Deuxièmement, il suffit de comparer les arts, les architectures et les textes savants de l'époque pour détecter laquelle des deux civilisations était alors la plus avancée et la moins sectaire; Maalouf précise d'ailleurs que la culture arabe était alors sur le déclin — comme je crois hélas qu'est la nôtre aujourd'hui.

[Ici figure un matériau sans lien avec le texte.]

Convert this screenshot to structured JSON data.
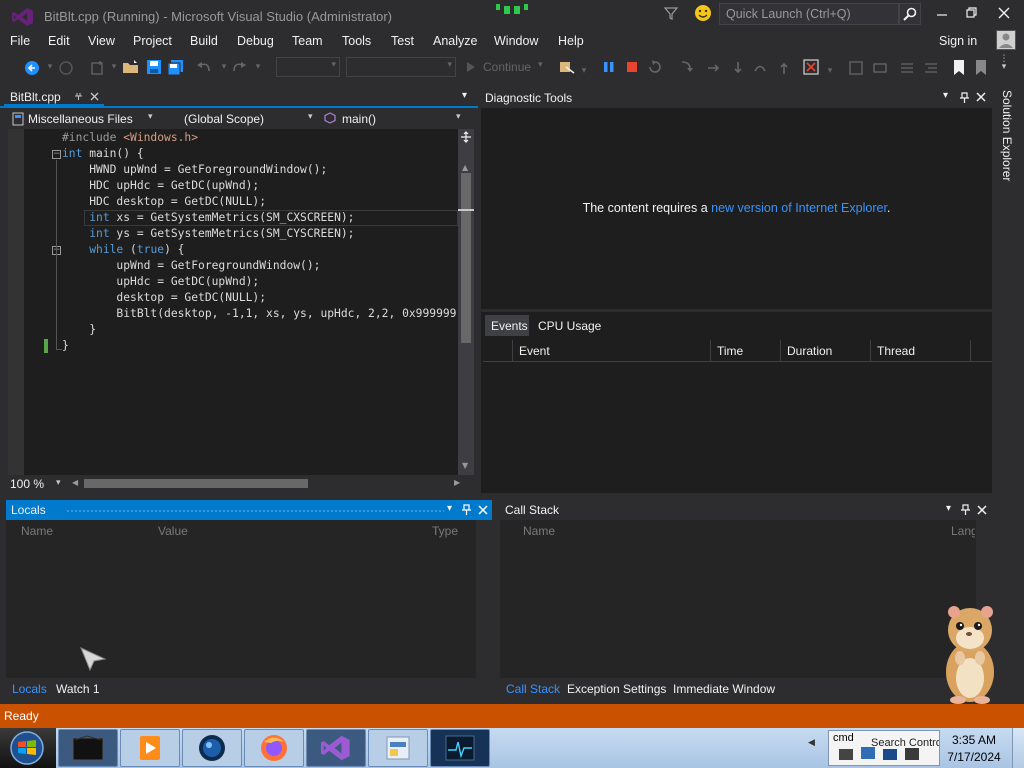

Même à son apogée, l'art roman du 11e siècle ne se mesure pas à l'art iranien, syrien ou andalou de la même période, ni par la sophistication technique ni par la taille des monuments ou le raffinement des finitions; les écrits non plus (logique, maths, chimie, physique, astronomie, médecine, géographie... je mets de côté les théologies, aussi tordues d'un côté que de l'autre). Près de la moitié des habitants des métropoles arabes savaient lire et écrire au 12e siècle, contre moins de 10% de ceux des villes chrétiennes (voir Wikipedia), les lettrés européens se devaient de savoir lire l'arabe littéraire et parfois le farsi, ceux du monde musulman connaissaient de l'Occident le grec et le latin classiques, mais estimaient n'avoir aucun besoin  du français, de l'italien ou de l'allemand courants.
C'est à l'approche de la Renaissance — en partie grâce à l'obscurantisme des Ottomans d'une part, au souffle libérateur du protestantisme de l'autre, que la situation s'est vraiment inversée... bien après la fin des Croisades. Et Il faut ajouter que les croisés étaient principalement des paysans et des soldats incultes, pas des intellectuels (à l'exception d'une minorité de moines-chevaliers plutôt intolérants). 
Je maintiens ma métaphore, même si elle n'est pas parfaite.